Horror Post in Response to the Response to “Post-Horror”

Yesterday the UK newspaper The Guardian published an article titled “How post-horror movies are taking over cinema.” I recommend reading it, not only for context but for writer Steve Rose’s thoughts on recent horror films vs. the history of horror cinema. Don’t expect to give it an A+, though.

But I enjoyed the article and shared it on social media with “<3 <3” as my only comment. I loved that the piece had been written, and while I couldn’t agree with much of the argument, I am always glad when a mainstream outlet champions the power, depth, and merit of my favorite genre (I’m rolling weird fiction into horror for simplicity’s sake here) and reminds the general public that it can be a truly “serious art form.” The article attacks the stigma of horror as vapid monster filler restricted by rules while also strengthening that stigma. This is unfortunate, but I still appreciate the shout out from a lofty and influential platform.

This morning I noticed a bit of backlash to the coinage of “post-horror” and was directed to a response to the Guardian piece written by Nia Edwards-Behi for Warped Perspective. I recommend reading this as well because the writer is absolutely correct in the rebuttal. Slapping a label such as post- on a small group of recent films does sneer at everything that has come before them. To be clear, I don’t approve of that.

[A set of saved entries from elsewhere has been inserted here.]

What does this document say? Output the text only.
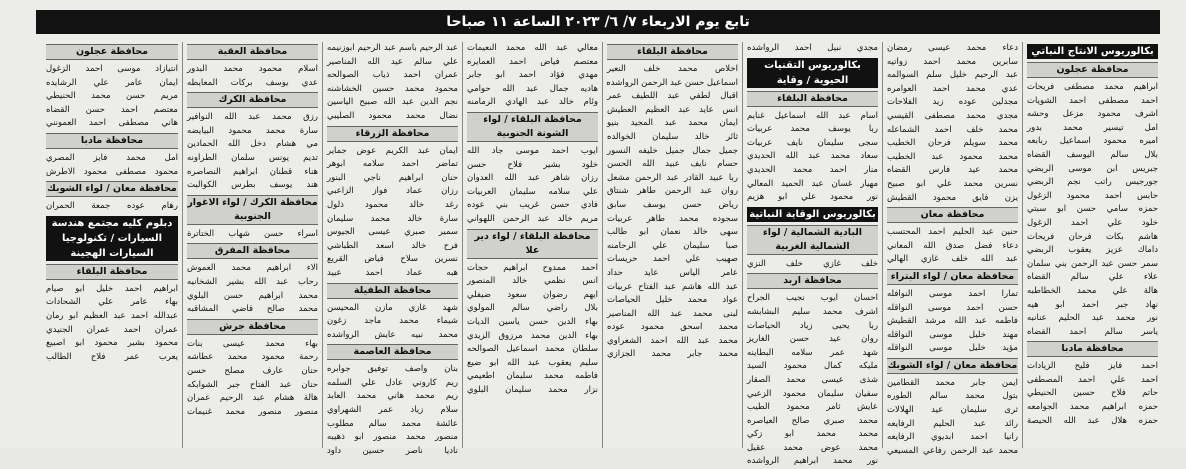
تابع يوم الاربعاء ٧/ ٦/ ٢٠٢٣ الساعة ١١ صباحا
بكالوريوس الانتاج النباتي
محافظة عجلون
ابراهيم محمد مصطفى فريحات
احمد مصطفى احمد الشويات
اشرف محمود مزعل وحشه
امل تيسير محمد بدور
اميره محمود اسماعيل ربابعه
بلال سالم اليوسف القضاه
جبريس ابن موسى الربضي
جورجيس راتب نجم الربضي
حابس احمد محمود الزغول
حمزه سامي حسن ابو سبتي
خلود علي احمد الزغول
هاشم بكات فرحان فريحات
داماك عزيز يعقوب الربضي
سمر حسن عبد الرحمن بني سلمان
علاء علي سالم القضاه
هالة علي محمد الخطاطبه
نهاد جبر احمد ابو هيه
نور محمد عبد الحليم عنانبه
ياسر سالم احمد القضاه
محافظة مادبا
احمد فايز فليح الزيادات
احمد علي احمد المصطفى
حاتم فلاح حسين الحنيطي
حمزه ابراهيم محمد الجوامعه
حمزه هلال عبد الله الحيصة
دعاء محمد عيسى رمضان
سابرين محمد احمد زواتيه
عبد الرحيم خليل سلم السوالمه
عدي محمد احمد العوامره
مجدلين عوده زيد الفلاحات
مجدي محمد مصطفى القيسي
محمد خلف احمد الشماعله
محمد سويلم فرحان الخطيب
محمد محمود عبد الخطيب
محمد عيد فارس القضاه
نسرين محمد علي ابو صبيح
يزن فايق محمود القطيش
محافظة معان
حنين عبد الحليم احمد المحتسب
دعاء فضل صدق الله المعاني
عبد الله خلف غازي الهالي
محافظة معان / لواء البتراء
تمارا احمد موسى النوافله
حسن احمد موسى النواقله
فاطمه عبد الله مرشد القطيش
مهند خليل موسى النواقله
مؤيد خليل موسى النواقله
محافظة معان / لواء الشوبك
ايمن جابر محمد القطامين
بتول محمد سالم الطوره
ثرى سليمان عيد الهلالات
رائد عبد الحليم الرفايعه
رانيا احمد ابديوي الرفايعه
محمد عبد الرحمن رفاعي المسيعي
مجدي نبيل احمد الرواشده
بكالوريوس التقنيات الحيوية / وقاية
محافظة البلقاء
اسام عبد الله اسماعيل غنايم
ربا يوسف محمد عربيات
سجى سليمان نايف عربيات
سعاد محمد عبد الله الحديدي
منار احمد محمد الحديدي
مهيار غسان عبد الحميد المعالي
نور محمود علي ابو هزيم
بكالوريوس الوقاية النباتية
البادية الشمالية / لواء الشمالية الغربية
خلف غازي خلف النزي
محافظة اربد
احسان ايوب نجيب الجراح
اشرف محمد سليم البشابشه
ربا يحيى زياد الحياصات
روان عيد حسن الغاريز
شهد عمر سلامه البطاينه
مليكه كمال محمود السيد
شذى عيسى محمد الصقار
سفيان سليمان محمود الزعبي
عايش ثامر محمود الطيب
محمد صبري صالح العياصره
محمد محمد ابو زكي
محمد عوض محمد عقيل
نور محمد ابراهيم الرواشده
محافظة البلقاء
اخلاص محمد خلف النعير
اسماعيل حسن عبد الرحمن الرواشده
اقبال لطفي عبد اللطيف عمر
انس عايد عبد العظيم العطيش
ايمان محمد عبد المجيد بنيو
ثائر خالد سليمان الخوالده
جميل جمال جميل خليفه النسور
حسام نايف عبيد الله الحسن
ربا عبيد القادر عبد الرحمن مشعل
روان عبد الرحمن طاهر شنتاق
رياض حسن يوسف سابق
سجوده محمد طاهر عربيات
سهى خالد نعمان ابو طالب
صبا سليمان علي الرحامنه
صهيب علي احمد حريسات
عامر الياس عايد حداد
عبد الله هاشم عبد الفتاح عربيات
عواد محمد خليل الحياصات
لبنى محمد عبد الله المناصير
محمد اسحق محمود عوده
محمد عبد الله احمد الشعراوي
محمد جابر محمد الجزازي
معالي عبد الله محمد النعيمات
معتصم فياض احمد العمايره
مهدي فؤاد احمد ابو جابر
هاديه جمال عبد الله حوامي
وئام خالد عبد الهادي الرمامنه
محافظة البلقاء / لواء الشونة الجنوبية
ايوب احمد موسى جاد الله
خلود بشير فلاح حسن
رزان شاهر عبد الله العدوان
علي سلامه سليمان العربيات
فادي حسن غريب بني عوده
مريم خالد عبد الرحمن اللهواني
محافظة البلقاء / لواء دير علا
احمد ممدوح ابراهيم حجات
انس نظمي خالد المنصور
ايهم رضوان سعود ضيفلي
بلال راضي سالم المولوي
بهاء الدين حسن ياسين الديات
بهاء الدين محمد مرزوق الزيدي
سلطان محمد اسماعيل الصوالحه
سليم يعقوب عبد الله ابو ضيع
فاطمه محمد سليمان اطعيمي
نزار محمد سليمان البلوي
عبد الرحيم باسم عبد الرحيم ابوزنيمه
علي سالم عيد الله المناصير
عمران احمد ذياب الصوالحه
محمود محمد حسين الخشاشنه
نجم الدين عبد الله صبيح الياسين
نضال محمد محمود الصليبي
محافظة الزرقاء
ايمان عبد الكريم عوض جماير
تماضر احمد سلامه ابوهر
حنان ابراهيم ناجي البنور
رزان عماد فواز الزاعبي
رغد خالد محمود ذلول
سارة خالد محمد سليمان
سمير صبري عيسى الجيوس
فرح خالد اسعد الطباشي
نسرين سلاح فياض القريع
هبه عماد احمد عبيد
محافظة الطفيلة
شهد غازي مازن المحيسن
شيماء محمد ماجد زغون
محمد نبيه عايش الرواشده
محافظة العاصمة
بنان واصف توفيق جوابره
ريم كاروني عادل علي السلمه
ريم محمد هاني محمد العابد
سلام زياد عمر الشهراوي
عائشة محمد سالم مطلوب
منصور محمد منصور ابو ذهيبه
ناديا ناصر حسين داود
محافظة العقبة
اسلام محمود محمد البدور
عدي يوسف بركات المعايطه
محافظة الكرك
رزق محمد عبد الله النوافير
سارة محمد محمود البيايضه
مي هشام دخل الله الحمادين
تديم يونس سلمان الطراونه
هناء قطنان ابراهيم النصاصره
هند يوسف بطرس الكوالبت
محافظة الكرك / لواء الاغوار الجنوبية
اسراء حسن شهاب الختاترة
محافظة المفرق
الاء ابراهيم محمد العموش
رحاب عبد الله بشير الشخانيه
محمد ابراهيم حسن البلوي
محمد صالح قاضي المشاقبه
محافظة جرش
بهاء محمد عيسى بنات
رحمة محمود محمد عطاشه
حنان عارف مصلح حسن
حنان عبد الفتاح جبر الشوابكه
هالة هشام عبد الرحيم عمران
منصور منصور محمد غنيمات
محافظة عجلون
انتيازاد موسى احمد الزغول
ايمان عامر علي الرشايده
مريم حسن محمد الحنيطي
معتصم احمد حسن القضاه
هاني مصطفى احمد العمونني
محافظة مادبا
امل محمد فايز المصري
محمود مصطفى محمود الاطرش
محافظة معان / لواء الشوبك
رهام عوده جمعة الحمران
دبلوم كليه مجتمع هندسة السيارات / تكنولوجيا السيارات الهجينة
محافظة البلقاء
ابراهيم احمد خليل ابو صيام
بهاء عامر علي الشحادات
عبدالله احمد عبد العظيم ابو رمان
عمران احمد عمران الجنيدي
محمود بشير محمود ابو اصبيع
يعرب عمر فلاح الطالب
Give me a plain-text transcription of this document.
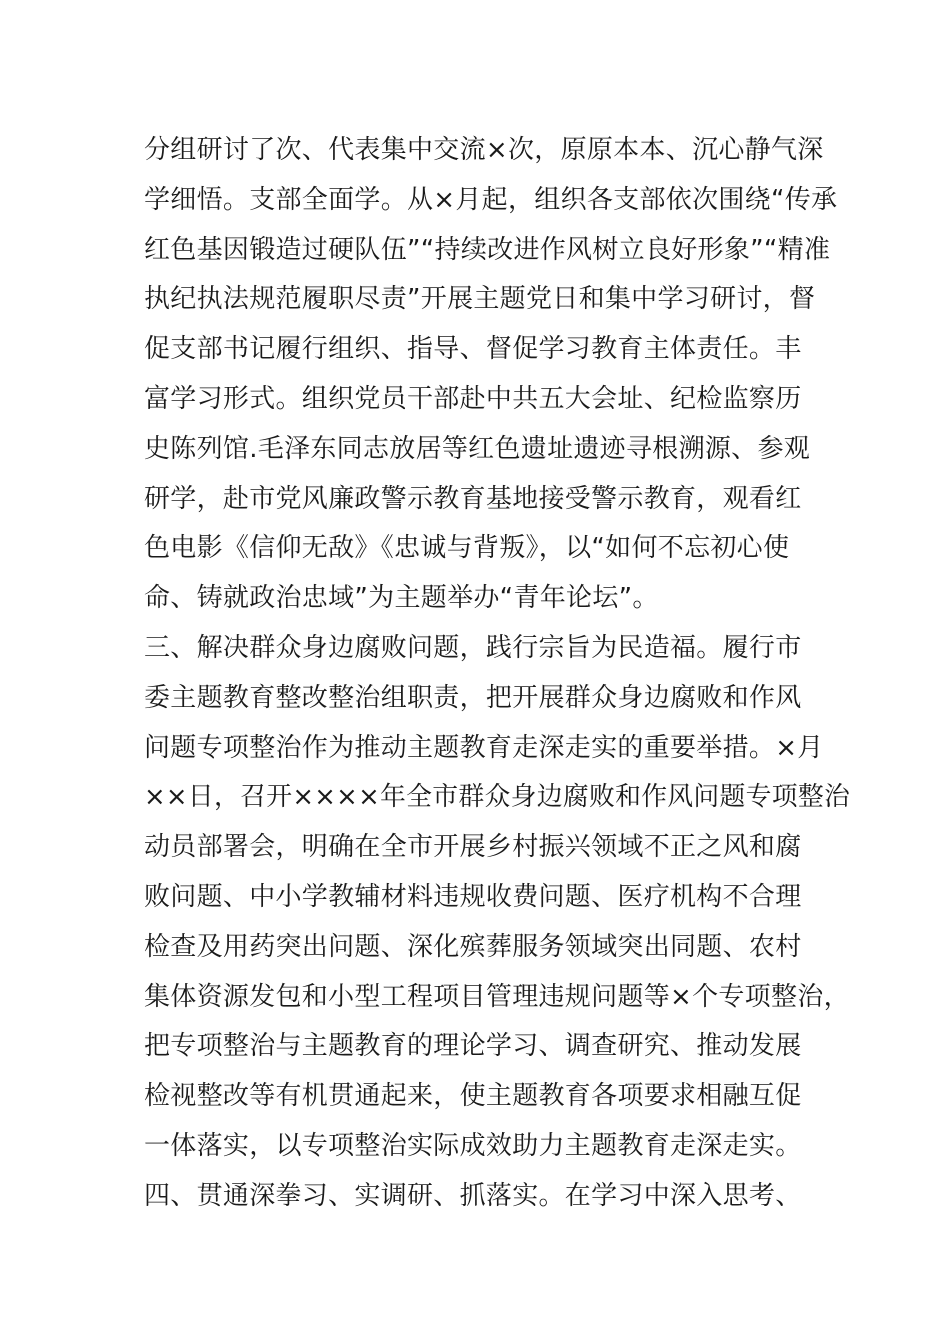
分组研讨了次、代表集中交流×次，原原本本、沉心静气深
学细悟。支部全面学。从×月起，组织各支部依次围绕“传承
红色基因锻造过硬队伍”“持续改进作风树立良好形象”“精准
执纪执法规范履职尽责”开展主题党日和集中学习研讨，督
促支部书记履行组织、指导、督促学习教育主体责任。丰
富学习形式。组织党员干部赴中共五大会址、纪检监察历
史陈列馆.毛泽东同志放居等红色遗址遗迹寻根溯源、参观
研学，赴市党风廉政警示教育基地接受警示教育，观看红
色电影《信仰无敌》《忠诚与背叛》，以“如何不忘初心使
命、铸就政治忠域”为主题举办“青年论坛”。
三、解决群众身边腐败问题，践行宗旨为民造福。履行市
委主题教育整改整治组职责，把开展群众身边腐败和作风
问题专项整治作为推动主题教育走深走实的重要举措。×月
××日，召开××××年全市群众身边腐败和作风问题专项整治
动员部署会，明确在全市开展乡村振兴领域不正之风和腐
败问题、中小学教辅材料违规收费问题、医疗机构不合理
检查及用药突出问题、深化殡葬服务领域突出同题、农村
集体资源发包和小型工程项目管理违规问题等×个专项整治，
把专项整治与主题教育的理论学习、调查研究、推动发展
检视整改等有机贯通起来，使主题教育各项要求相融互促
一体落实，以专项整治实际成效助力主题教育走深走实。
四、贯通深拳习、实调研、抓落实。在学习中深入思考、
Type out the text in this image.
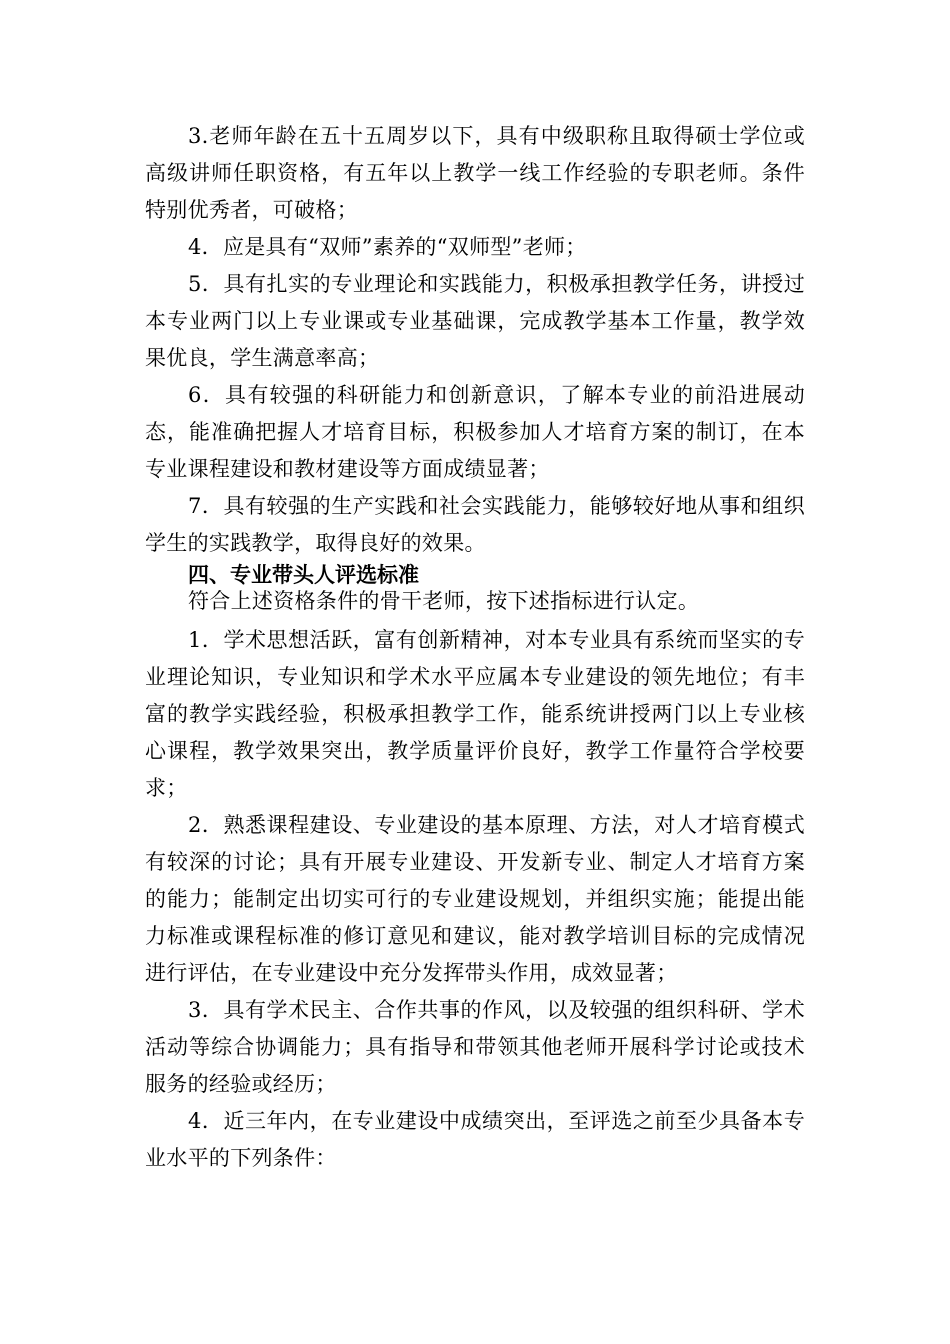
3.老师年龄在五十五周岁以下，具有中级职称且取得硕士学位或高级讲师任职资格，有五年以上教学一线工作经验的专职老师。条件特别优秀者，可破格；

4．应是具有“双师”素养的“双师型”老师；

5．具有扎实的专业理论和实践能力，积极承担教学任务，讲授过本专业两门以上专业课或专业基础课，完成教学基本工作量，教学效果优良，学生满意率高；

6．具有较强的科研能力和创新意识，了解本专业的前沿进展动态，能准确把握人才培育目标，积极参加人才培育方案的制订，在本专业课程建设和教材建设等方面成绩显著；

7．具有较强的生产实践和社会实践能力，能够较好地从事和组织学生的实践教学，取得良好的效果。

四、专业带头人评选标准

符合上述资格条件的骨干老师，按下述指标进行认定。

1．学术思想活跃，富有创新精神，对本专业具有系统而坚实的专业理论知识，专业知识和学术水平应属本专业建设的领先地位；有丰富的教学实践经验，积极承担教学工作，能系统讲授两门以上专业核心课程，教学效果突出，教学质量评价良好，教学工作量符合学校要求；

2．熟悉课程建设、专业建设的基本原理、方法，对人才培育模式有较深的讨论；具有开展专业建设、开发新专业、制定人才培育方案的能力；能制定出切实可行的专业建设规划，并组织实施；能提出能力标准或课程标准的修订意见和建议，能对教学培训目标的完成情况进行评估，在专业建设中充分发挥带头作用，成效显著；

3．具有学术民主、合作共事的作风，以及较强的组织科研、学术活动等综合协调能力；具有指导和带领其他老师开展科学讨论或技术服务的经验或经历；

4．近三年内，在专业建设中成绩突出，至评选之前至少具备本专业水平的下列条件：
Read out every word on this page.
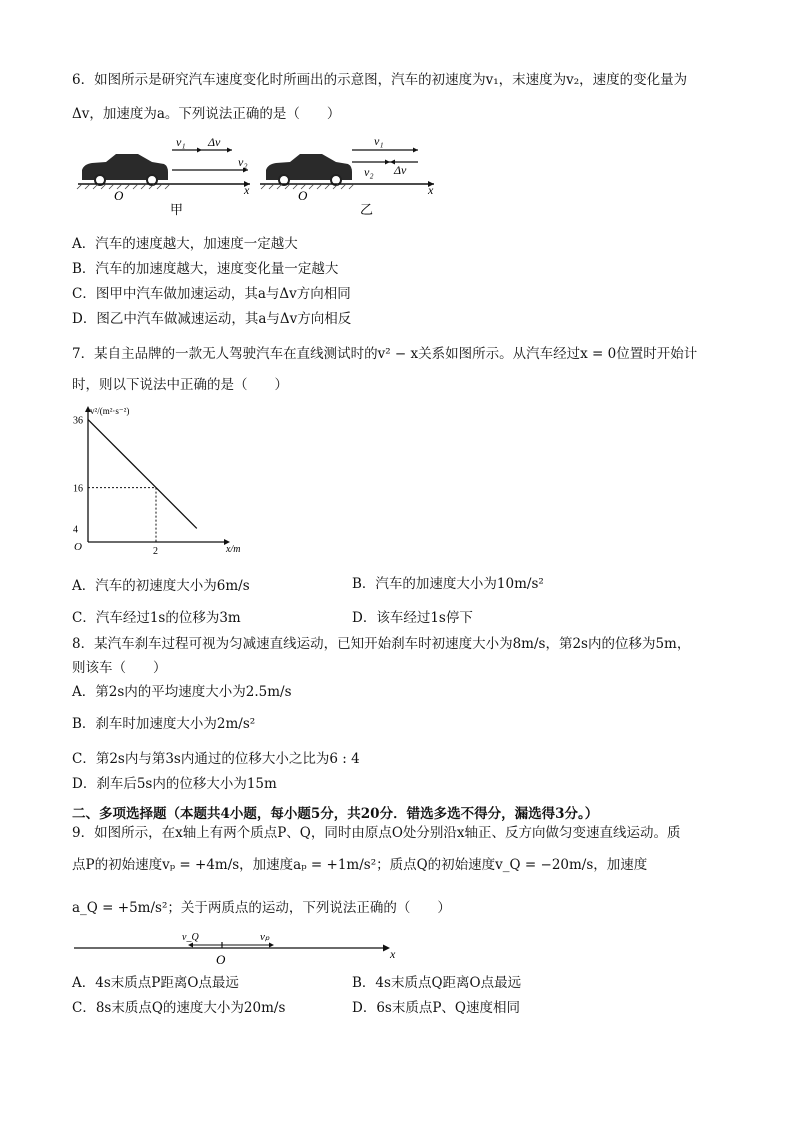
6．如图所示是研究汽车速度变化时所画出的示意图，汽车的初速度为v₁，末速度为v₂，速度的变化量为
Δv，加速度为a。下列说法正确的是（　　）
v₁ Δv
v₂
O	x
甲
v₁
v₂ Δv
O	x
乙
A．汽车的速度越大，加速度一定越大
B．汽车的加速度越大，速度变化量一定越大
C．图甲中汽车做加速运动，其a与Δv方向相同
D．图乙中汽车做减速运动，其a与Δv方向相反
7．某自主品牌的一款无人驾驶汽车在直线测试时的v² − x关系如图所示。从汽车经过x = 0位置时开始计
时，则以下说法中正确的是（　　）
v²/(m²·s⁻²)
x/m
O
36
16
4
2
A．汽车的初速度大小为6m/s	B．汽车的加速度大小为10m/s²
C．汽车经过1s的位移为3m	D．该车经过1s停下
8．某汽车刹车过程可视为匀减速直线运动，已知开始刹车时初速度大小为8m/s，第2s内的位移为5m，
则该车（　　）
A．第2s内的平均速度大小为2.5m/s
B．刹车时加速度大小为2m/s²
C．第2s内与第3s内通过的位移大小之比为6 : 4
D．刹车后5s内的位移大小为15m
二、多项选择题（本题共4小题，每小题5分，共20分．错选多选不得分，漏选得3分。）
9．如图所示，在x轴上有两个质点P、Q，同时由原点O处分别沿x轴正、反方向做匀变速直线运动。质
点P的初始速度vₚ = +4m/s，加速度aₚ = +1m/s²；质点Q的初始速度v_Q = −20m/s，加速度
a_Q = +5m/s²；关于两质点的运动，下列说法正确的（　　）
v_Q	vₚ
O	x
A．4s末质点P距离O点最远	B．4s末质点Q距离O点最远
C．8s末质点Q的速度大小为20m/s	D．6s末质点P、Q速度相同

So yes, I agree with the argument and the counterargument. The latter is closer to the truth, in fact. As little as I would want the term “post-horror” to condescend toward what would then be called just “horror,” I am excited to see any celebration of the genre pushing envelopes, even if the envelopes are misconstrued. It will bring more readers and viewers into the fold, and it will perhaps inspire more creators to think more widely in the darkness. Never mind, for a moment, that Steve Rose is overlooking a continuous stream of creators doing just that and think, instead, of more creators doing it. More studios willing to invest more money. More queues at the cinema. More readers buying the books some of these films will be based on.

To my mind, the Guardian piece has its origin in the release of David Lowery’s A Ghost Story, a new film about to open to fairly considerable interest. Applying the term “post-horror” to films that truly are horror is unfair, but I still find value in the label. I can’t comment much on A Ghost Story, of course, having not seen it, but I have found myself emotionally invested in it over the past few months. This is because it (seemingly) takes a horror framework and tries to do something non-horror with it, all while (hopefully) remaining faithful to the framework itself. I suspect the film might do this with both the haunted house/ghost trope and the cosmic horror element, so my interest has been very high. My personal interests as an author lie along this spectrum in some ways, though I certainly remain deeply in love with frequently creeping people out.

Horror has an audience no matter what it aspires to do. Its spectrum is beautifully wide and does not abide by the “rules” Rose mentions in his piece, though yes, much of horror is stagnant, made cheaply and unimaginatively for maximum profit, and that’s where the stigma comes from and is earned in many cases. But when horror aspires to be a “serious art form,” it is often and best done when there is an emotional skeleton beneath its surface, with some combinations of rich characterization, aching and universal themes, unflinching social commentary…you know, the things that make any literature or film powerful. The best horror, in my own opinion, has dirt and bloom, great darkness and great beauty. It crackles with feeling and becomes a sort of poetry. So it is possible that A Ghost Story will take this dynamic and flip it upside down so that the same elements are present but for a different purpose. It could be a wonderful achievement for horror and non-horror. (And it could be a big disappointment, of course, but that can wait until we’ve all seen it.)

In the end, I don’t think the Guardian article was for me or for serious horror fans. It was for everyone who doesn’t like zombie movies and slasher flicks but is open to experiencing the great many wonderful, gorgeous things horror can do like no other genre. We know horror has been doing these things for a long time. We know where to look. But others don’t know. Hopefully this is another small step toward them finding out, and we’ll all be the better for it.